Durante entrevista coletiva no dia anterior, Powell disse que o país segue com desequilíbrios no mercado de trabalho, mas acredita que eles serão resolvidos.

Em sua visão, por muitas métricas, a criação de empregos no país está "apertada". Um dos desequilíbrios citados por ele foi a desigualdade nas taxas de desemprego entre diferentes grupos étnicos nos EUA.

Outro tema abordado foram as expectativas de inflação no país, que Powell reconheceu terem "subido um pouco nas nossas projeções".

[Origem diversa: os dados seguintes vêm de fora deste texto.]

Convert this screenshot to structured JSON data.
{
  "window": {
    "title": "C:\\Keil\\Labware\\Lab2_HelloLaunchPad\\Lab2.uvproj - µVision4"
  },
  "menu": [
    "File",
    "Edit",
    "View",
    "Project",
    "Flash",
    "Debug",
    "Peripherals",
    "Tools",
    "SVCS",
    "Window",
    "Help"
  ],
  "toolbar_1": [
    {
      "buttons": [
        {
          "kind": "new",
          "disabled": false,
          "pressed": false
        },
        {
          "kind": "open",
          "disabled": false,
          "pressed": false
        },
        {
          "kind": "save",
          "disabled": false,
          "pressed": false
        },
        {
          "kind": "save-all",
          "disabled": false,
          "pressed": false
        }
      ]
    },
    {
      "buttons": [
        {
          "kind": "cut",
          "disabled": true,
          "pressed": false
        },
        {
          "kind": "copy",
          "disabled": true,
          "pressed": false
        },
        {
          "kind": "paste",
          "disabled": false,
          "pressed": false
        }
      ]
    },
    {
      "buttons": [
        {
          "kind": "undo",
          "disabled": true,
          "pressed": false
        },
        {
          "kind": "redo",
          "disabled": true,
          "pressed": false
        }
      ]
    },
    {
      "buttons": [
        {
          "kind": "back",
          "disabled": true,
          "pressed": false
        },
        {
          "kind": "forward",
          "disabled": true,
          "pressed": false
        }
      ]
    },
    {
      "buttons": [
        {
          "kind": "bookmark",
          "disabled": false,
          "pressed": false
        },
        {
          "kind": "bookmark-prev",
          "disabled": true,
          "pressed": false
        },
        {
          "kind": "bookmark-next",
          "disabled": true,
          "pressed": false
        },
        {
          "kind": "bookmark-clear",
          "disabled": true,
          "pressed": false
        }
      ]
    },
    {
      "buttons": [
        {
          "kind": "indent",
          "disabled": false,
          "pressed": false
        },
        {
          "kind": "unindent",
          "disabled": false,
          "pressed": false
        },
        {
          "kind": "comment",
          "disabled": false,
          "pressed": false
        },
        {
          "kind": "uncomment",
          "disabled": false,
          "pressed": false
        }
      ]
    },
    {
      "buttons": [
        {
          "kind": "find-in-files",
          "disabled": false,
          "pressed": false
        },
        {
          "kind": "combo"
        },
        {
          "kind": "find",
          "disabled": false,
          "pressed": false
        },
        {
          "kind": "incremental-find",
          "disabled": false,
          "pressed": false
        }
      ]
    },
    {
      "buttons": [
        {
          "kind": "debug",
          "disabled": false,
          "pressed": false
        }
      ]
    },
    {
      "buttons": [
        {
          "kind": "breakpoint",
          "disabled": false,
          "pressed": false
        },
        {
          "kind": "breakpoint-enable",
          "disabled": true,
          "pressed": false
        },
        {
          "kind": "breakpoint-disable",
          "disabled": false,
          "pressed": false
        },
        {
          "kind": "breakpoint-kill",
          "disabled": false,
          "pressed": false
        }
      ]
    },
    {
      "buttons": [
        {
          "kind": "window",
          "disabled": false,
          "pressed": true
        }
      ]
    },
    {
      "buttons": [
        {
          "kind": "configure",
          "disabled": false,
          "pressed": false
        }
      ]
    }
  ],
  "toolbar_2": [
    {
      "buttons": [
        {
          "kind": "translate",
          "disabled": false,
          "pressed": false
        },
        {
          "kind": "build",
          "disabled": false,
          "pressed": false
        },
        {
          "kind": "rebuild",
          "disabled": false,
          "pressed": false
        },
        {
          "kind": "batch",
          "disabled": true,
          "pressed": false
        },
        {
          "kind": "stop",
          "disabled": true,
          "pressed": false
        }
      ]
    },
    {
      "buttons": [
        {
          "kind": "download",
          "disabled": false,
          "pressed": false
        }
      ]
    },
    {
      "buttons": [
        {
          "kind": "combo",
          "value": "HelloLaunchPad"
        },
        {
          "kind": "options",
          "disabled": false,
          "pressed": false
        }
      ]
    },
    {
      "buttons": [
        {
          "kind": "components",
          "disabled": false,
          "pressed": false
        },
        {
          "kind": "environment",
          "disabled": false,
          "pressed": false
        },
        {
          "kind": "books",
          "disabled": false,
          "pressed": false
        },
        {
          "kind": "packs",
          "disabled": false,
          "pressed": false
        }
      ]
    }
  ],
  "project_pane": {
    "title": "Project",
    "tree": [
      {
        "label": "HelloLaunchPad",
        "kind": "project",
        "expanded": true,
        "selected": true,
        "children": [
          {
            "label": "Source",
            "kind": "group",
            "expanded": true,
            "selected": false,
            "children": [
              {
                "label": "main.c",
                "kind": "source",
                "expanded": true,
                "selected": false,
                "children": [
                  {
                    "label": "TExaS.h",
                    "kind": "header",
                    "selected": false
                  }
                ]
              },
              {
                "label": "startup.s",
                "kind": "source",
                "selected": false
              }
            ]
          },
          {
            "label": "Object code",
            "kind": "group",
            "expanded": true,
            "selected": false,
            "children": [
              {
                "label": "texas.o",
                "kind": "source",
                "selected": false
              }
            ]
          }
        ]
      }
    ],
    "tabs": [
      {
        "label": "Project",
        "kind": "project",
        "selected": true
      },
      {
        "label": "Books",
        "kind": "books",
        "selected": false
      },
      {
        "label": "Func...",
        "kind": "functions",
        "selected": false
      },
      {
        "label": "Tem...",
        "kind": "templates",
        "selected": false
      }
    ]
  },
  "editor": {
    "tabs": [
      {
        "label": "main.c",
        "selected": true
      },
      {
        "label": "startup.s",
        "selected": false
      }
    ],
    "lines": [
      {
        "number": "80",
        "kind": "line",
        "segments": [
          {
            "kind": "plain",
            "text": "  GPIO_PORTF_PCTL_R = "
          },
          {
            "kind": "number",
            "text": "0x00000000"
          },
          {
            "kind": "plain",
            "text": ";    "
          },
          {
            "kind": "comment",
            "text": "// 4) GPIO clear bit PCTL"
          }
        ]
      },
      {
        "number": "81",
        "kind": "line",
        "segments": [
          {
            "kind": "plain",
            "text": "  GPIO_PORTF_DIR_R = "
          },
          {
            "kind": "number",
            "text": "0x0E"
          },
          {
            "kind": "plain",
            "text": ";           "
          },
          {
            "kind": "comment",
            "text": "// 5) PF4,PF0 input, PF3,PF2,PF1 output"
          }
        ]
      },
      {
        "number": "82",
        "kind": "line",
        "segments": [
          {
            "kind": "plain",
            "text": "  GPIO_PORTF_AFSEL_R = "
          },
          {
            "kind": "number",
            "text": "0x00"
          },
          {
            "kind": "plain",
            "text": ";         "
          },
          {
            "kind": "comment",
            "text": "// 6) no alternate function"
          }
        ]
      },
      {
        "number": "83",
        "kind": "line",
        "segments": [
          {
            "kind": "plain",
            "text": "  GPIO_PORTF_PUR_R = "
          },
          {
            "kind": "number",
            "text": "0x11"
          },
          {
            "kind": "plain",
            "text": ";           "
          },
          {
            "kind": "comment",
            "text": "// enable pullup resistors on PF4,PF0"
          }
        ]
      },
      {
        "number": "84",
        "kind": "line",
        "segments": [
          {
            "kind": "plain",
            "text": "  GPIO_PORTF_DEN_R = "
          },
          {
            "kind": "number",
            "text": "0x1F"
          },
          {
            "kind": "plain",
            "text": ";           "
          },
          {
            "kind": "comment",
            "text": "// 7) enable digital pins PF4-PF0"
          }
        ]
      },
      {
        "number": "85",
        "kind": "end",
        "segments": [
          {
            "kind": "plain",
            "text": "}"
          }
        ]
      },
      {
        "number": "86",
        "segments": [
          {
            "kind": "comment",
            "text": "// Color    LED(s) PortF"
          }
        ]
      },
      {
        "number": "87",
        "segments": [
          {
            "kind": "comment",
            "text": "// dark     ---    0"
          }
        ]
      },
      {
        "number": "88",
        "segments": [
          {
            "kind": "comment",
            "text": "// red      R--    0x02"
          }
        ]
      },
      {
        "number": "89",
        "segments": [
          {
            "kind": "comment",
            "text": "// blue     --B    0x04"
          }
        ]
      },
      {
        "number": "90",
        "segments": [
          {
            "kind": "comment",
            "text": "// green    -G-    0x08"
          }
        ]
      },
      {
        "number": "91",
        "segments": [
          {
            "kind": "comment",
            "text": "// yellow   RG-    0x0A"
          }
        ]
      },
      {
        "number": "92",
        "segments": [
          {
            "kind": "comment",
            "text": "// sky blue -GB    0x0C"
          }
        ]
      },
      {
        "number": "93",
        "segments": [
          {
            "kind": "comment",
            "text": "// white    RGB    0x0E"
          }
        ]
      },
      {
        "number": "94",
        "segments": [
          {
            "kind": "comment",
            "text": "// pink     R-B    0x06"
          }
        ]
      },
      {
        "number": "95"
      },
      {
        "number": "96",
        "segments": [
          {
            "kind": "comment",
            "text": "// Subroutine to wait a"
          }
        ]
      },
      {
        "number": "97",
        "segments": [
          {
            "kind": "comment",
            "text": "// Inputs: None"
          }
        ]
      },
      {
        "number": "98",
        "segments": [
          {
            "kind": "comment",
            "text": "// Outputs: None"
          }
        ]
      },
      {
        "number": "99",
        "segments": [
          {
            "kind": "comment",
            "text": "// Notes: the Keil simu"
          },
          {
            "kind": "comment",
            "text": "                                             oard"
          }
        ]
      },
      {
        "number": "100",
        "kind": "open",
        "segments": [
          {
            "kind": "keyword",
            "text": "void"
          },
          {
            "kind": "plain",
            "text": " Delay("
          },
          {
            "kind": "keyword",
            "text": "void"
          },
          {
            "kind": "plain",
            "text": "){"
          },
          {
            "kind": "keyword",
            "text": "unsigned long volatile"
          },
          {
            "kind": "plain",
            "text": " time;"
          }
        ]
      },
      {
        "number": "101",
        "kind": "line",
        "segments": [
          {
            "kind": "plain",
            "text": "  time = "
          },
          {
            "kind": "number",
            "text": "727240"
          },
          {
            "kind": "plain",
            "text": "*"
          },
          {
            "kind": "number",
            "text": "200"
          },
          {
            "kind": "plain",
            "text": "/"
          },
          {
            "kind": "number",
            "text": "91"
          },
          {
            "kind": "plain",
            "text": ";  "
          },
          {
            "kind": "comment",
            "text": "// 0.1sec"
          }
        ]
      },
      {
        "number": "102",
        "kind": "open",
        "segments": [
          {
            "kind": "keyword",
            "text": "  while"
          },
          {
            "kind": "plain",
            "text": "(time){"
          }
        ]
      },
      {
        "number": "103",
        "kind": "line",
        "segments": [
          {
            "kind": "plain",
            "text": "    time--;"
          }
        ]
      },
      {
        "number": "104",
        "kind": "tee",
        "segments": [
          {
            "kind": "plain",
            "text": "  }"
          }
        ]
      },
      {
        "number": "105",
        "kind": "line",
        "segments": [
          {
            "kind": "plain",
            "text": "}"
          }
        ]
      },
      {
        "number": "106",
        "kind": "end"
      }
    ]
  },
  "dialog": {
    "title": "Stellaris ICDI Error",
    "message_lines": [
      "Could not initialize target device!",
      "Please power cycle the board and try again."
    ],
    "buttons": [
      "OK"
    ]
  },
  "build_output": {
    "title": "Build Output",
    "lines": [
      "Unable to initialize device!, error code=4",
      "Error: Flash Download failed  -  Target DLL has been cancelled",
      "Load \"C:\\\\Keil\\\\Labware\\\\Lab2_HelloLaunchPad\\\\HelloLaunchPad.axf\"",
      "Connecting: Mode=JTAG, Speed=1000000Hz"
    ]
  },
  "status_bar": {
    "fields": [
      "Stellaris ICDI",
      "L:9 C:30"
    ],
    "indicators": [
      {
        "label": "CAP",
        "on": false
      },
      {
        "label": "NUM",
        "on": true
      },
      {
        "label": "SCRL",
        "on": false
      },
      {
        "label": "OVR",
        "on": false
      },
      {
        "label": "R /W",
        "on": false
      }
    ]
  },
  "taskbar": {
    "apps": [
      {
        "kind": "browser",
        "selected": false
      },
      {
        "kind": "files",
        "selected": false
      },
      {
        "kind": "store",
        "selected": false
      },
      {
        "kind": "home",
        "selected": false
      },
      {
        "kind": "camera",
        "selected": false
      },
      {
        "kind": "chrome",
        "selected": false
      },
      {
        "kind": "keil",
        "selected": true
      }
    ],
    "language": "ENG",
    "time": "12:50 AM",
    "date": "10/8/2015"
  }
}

Segundo o dirigente, a autoridade segue bastante atenta às expectativas para os preços. Por sua vez, em sua visão, o salto nas expectativas de inflação em grande medida compensa a fraqueza anterior nessa frente enfrentada anteriormente pelo país.

Powell enfatizou também a importância de que o teto da dívida seja elevado "em um cronograma adequado" e comentou que os Estados Unidos não devem declarar default de sua dívida.

Ele ressaltou que não é possível esperar que "o Fed ou qualquer um possa proteger os mercados", caso não ocorra sucesso nessa iniciativa e o país acabe em default. Em sua fala, o presidente da autoridade monetária enfatizou o "dano severo" à economia e aos mercados financeiros que isso acarretaria.

Quanto ao Fed, Edward Moya, analista da Oanda, aponta que os ativos de risco "adoraram" o comunicado e as projeções atualizadas, já que a autoridade "telegrafou" que estava se aproximando de um anúncio de tapering e continua a mostrar que não tem pressa em aumentos das taxas de juros.

"O maior risco para o mercado de ações é o ritmo acelerado de aperto e o Fed está sinalizando que é algo que eles evitarão, a menos que estejam completamente errados sobre a inflação", avalia Moya.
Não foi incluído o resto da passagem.